Tuesday, May 24, 2011

Fear of Flying?

24th May 2011

No fear of flying? You have now...

Author turns his own fear of the skies into terrifying horror novel
Being afraid of getting on an aeroplane can cripple some people, but an author has decided to confront his own fear of flying head-on by turning it into a chilling horror novel.

Award-winning writer Conrad Williams, who even tried to overcome his dread of flight by taking flying lessons, has channelled his fear in his latest chilling novel, Loss of Separation.

Winner of the International Horror Guild Award and three-times winner of the British Fantasy Society Award, Williams is a master of powerful and emotionally-charged modern horror in the vein of Neil Gaiman and Clive Barker.
In Loss of Separation, commercial pilot Paul Roan is in command of a Boeing 777 when it is involved in a near miss.
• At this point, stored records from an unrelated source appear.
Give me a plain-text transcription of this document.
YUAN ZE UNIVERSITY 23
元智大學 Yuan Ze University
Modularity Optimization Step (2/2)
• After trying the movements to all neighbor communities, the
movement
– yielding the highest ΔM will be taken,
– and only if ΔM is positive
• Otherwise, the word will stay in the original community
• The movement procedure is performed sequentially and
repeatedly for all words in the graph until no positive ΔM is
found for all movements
Nerves shot, he resigns and chooses to re-launch his life running a small hotel in a coastal village with his girlfriend, Tamara.

Hit by a speeding car, Roan emerges six months later from a coma to discover the villagers, astonished by his cheating of death, now see him as a talisman and bring him secrets too awful to deal with themselves. He also suffers from terrible dreams of a crippled black airliner and its terrible cargo, which he knows, somehow, is coming for him.

Conrad said: “I get that flying is, statistically, the safest form of transport, but it's such a dramatic, dangerous form of getting from A to B that I can't relax, no matter how wide the flight attendant's smile. Mechanical things break down from time to time but when you're four miles up in the air and the engine blows, there's no hard shoulder to rely on...

“I wrote Loss of Separation partly as a way to get all that shut-in fear and panic out of me, and to play on a fear that many of us have, but also because I wanted to send Paul, my main character, on a journey from that claustrophobic environment into the wide open spaces of the Suffolk coastline: there's terror in both extremes and I wanted to drag him right through it.

“The title of the novel is relevant on at least three levels of interaction within the book. It's a technical term, of course, for a 'near miss', but it's also hardwired into Paul's change in physicality, and, critically, it's got something to do with what happens at the end of the story.”